Activists block Gaza aid trucks at Ashdod Port after being barred from border by IDF

Continuing game of cat and mouse with security forces, protesters including far-right MK attempt to block trucks carrying humanitarian supplies for Palestinians in Strip

File - Protesters block the exit of Ashdod port to stop trucks they claim are carrying humanitarian aid destined for the Gaza Strip, in Ashdod, February 1, 2024. (AP Photo/Leo Correa)
File - Protesters block the exit of Ashdod port to stop trucks they claim are carrying humanitarian aid destined for the Gaza Strip, in Ashdod, February 1, 2024. (AP Photo/Leo Correa)

Protesters blocked trucks carrying humanitarian supplies to Palestinians in Gaza on Thursday, demanding that no aid be allowed to enter the Strip via Israel while 132 hostages taken captive by terrorists on October 7 remain in captivity.

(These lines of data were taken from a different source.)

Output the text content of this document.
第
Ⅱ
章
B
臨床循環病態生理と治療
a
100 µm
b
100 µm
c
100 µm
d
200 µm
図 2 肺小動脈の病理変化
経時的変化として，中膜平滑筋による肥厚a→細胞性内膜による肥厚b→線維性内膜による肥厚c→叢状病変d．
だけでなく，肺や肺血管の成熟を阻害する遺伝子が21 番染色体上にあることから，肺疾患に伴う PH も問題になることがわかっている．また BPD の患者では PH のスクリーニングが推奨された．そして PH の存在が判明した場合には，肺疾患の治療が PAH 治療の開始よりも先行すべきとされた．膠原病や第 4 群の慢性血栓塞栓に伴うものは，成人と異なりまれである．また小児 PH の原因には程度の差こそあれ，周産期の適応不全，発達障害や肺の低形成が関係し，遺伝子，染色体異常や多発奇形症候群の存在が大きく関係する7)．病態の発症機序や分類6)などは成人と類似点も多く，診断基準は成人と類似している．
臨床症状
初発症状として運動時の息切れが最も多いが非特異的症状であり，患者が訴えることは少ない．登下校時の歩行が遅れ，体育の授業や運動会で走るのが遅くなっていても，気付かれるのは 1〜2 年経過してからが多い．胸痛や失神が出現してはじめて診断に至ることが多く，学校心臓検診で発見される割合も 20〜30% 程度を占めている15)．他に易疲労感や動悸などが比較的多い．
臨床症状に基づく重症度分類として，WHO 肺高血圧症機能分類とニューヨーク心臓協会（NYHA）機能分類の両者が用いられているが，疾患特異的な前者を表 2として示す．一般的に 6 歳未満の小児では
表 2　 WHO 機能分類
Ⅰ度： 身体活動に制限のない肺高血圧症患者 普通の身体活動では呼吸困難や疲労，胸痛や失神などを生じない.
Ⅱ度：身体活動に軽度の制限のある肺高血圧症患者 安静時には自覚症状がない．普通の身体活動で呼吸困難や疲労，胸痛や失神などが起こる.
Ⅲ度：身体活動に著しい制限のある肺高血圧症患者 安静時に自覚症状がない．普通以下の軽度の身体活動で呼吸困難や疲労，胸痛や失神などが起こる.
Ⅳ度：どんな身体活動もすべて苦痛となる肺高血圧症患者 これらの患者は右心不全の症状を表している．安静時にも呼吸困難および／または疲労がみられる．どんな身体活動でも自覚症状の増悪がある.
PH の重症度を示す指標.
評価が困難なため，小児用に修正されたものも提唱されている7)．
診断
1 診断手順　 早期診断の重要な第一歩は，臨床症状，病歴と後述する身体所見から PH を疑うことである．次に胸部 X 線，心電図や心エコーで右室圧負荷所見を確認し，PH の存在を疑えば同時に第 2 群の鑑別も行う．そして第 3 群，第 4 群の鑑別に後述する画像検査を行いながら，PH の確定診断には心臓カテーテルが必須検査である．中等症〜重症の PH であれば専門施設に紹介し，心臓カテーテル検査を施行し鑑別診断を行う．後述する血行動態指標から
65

The protest came days after the IDF designated the areas of both the Kerem Shalom and the Nitzana border crossings as closed military zones to prevent disruptions. Large groups of activists, including some families of hostages being held by Hamas in Gaza, protested daily at the crossing last week.

Photos and videos circulating on social media on Thursday morning showed protesters arguing with truck drivers and attempting to check their loads to see which were headed for Gaza.

Likud activist Orly Lev posted a photo from the protest on X, formerly Twitter, with the caption, “Now at the Ashdod Port, blocking aid to Nazis.”

Ultranationalist MK and radical settlement activist Tzvi Succot also attended the protest, according to Channel 12 news.

In one video widely circulated on social media, a teen activist was seen telling a truck driver, apparently Arab, “I’m the master here, you’re a slave here!”

Some 3,000 Hamas-led terrorists burst across the border into Israel from Gaza by land, air and sea on October 7, killing some 1,200 people and seizing 253 hostages, mostly civilians, many amid horrific acts of brutality.

In response, Israel launched an extensive military campaign against the terrorist group, and the government initially said no aid would be allowed into Gaza.

By the end of October, however, Israel was allowing humanitarian aid to enter the Strip through the Rafah crossing on the Gaza border with Egypt. Prime Minister Benjamin Netanyahu has since said multiple times that without minimal aid being given to Gaza, the IDF would be unable to complete its objectives in the war due to risks such as diseases.

As part of a temporary truce deal in November, 105 hostages were released, and Israel promised to up the number of trucks carrying aid to 200 a day, but could not keep up with the demand with only one crossing open. As a result, Netanyahu announced in mid-December that Israel would reopen Kerem Shalom to allow more aid into the Strip.

Over the past week, however, protesters have demanded that humanitarian aid for Gaza be withheld until the remainder of the hostages are released, and have rallied at the Kerem Shalom crossing daily to attempt to block the trucks.

Activists for hostages block aid trucks from leaving the Ashdod Port during a protest against aid reaching the Gaza Strip, in Ashdod, February 1, 2024. (Chaim Goldberg/Flash90)

Officials in US President Joe Biden’s administration, who have pushed Israel to allow aid for Gaza throughout the war, urged Israel to ensure that the crossing remained open and aid continued to make it through despite the civil disturbances.

Netanyahu repeated during a press conference on Saturday night that the aid was essential to success in the war, and added that officials were instructed to take care of the issue.